The third growth stage is that of the adult. It is composed of a single distinctive upward-facing U-shaped whorl. Ornamentation of Didymoceras nebrascense consists of a double row of nodes running along the ventral side. They are usually evenly matched with each other, but can sometimes alternate briefly. The straight sections of the first growth stage shows evidence of small sharp spines on the tubercles. The coiling can be to the left or right.

Didymoceras nebrascense is sexually dimorphic, with adults showing two average heights - the smaller male adults (microconchs) had an average height of 180 mm; while the larger female adults (macroconchs) had the average height of 270 mm.

==Taxonomy==
Didymoceras nebrascense was originally described (tentatively) in 1856 as Ancyloceras nebrascensis by the paleontologists Fielding B. Meek and Ferdinand V. Hayden. The holotype was collected from Iquor Creek of Cheyenne County, Nebraska. It was poorly preserved and incomplete, being a mere 2 in fragment. This led other workers to erroneously classify further discoveries of the same species as new species - notably Emperoceras beecheri and Helicoceras simplicostatum by Alpheus Hyatt (1894) and Robert Parr Whitfield (1902) respectively.

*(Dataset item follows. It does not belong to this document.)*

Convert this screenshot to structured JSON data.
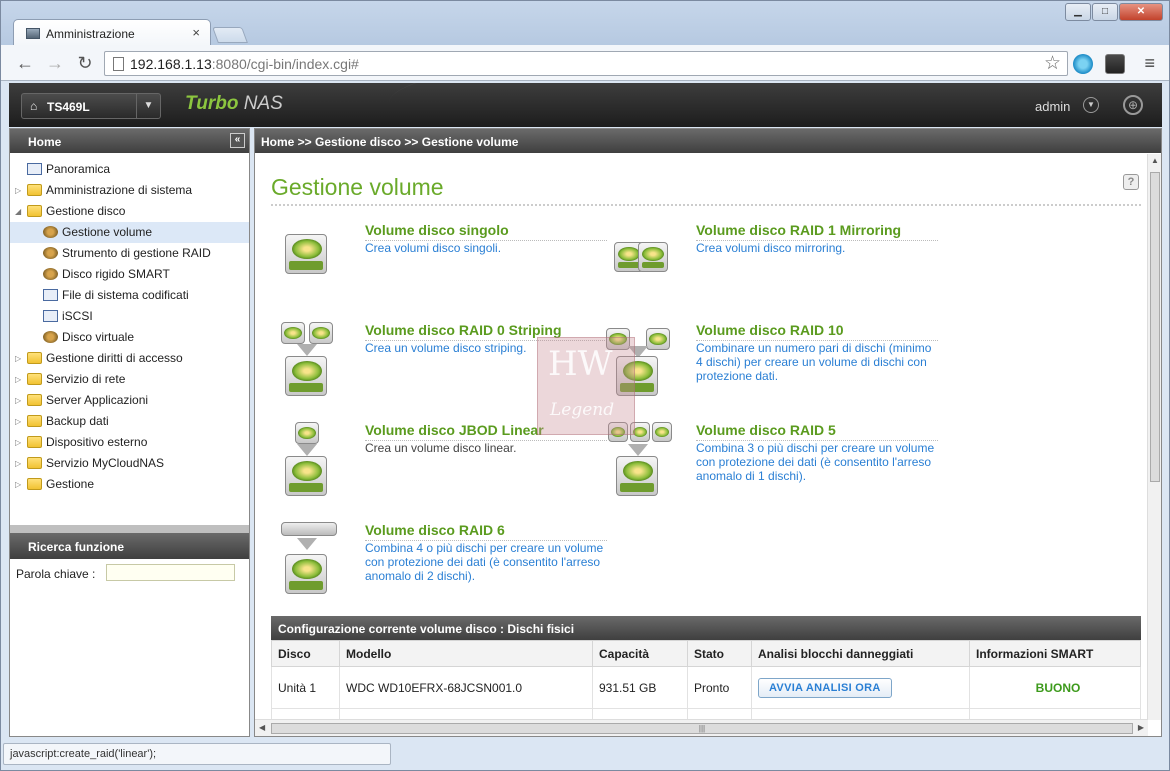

It has been classified under various genera by different authors, reflecting the constantly shifting opinions when it comes to heteromorph ammonites. Kennedy et al. (2000) placed it under the genus Didymoceras, which in turn is classified under the family Nostoceratidae under the diverse suborder of heteromorph ammonites, Ancyloceratina.

==Distribution==
Didymoceras nebrascense occurs in the western edge of what was once an ancient sea that stretched from northern New Mexico to northeastern Montana in the upper Campanian age (around 83 to 70 million years ago) of the late Cretaceous. A putative specimen from the Mishash Formation of Israel has also been recorded in 1969.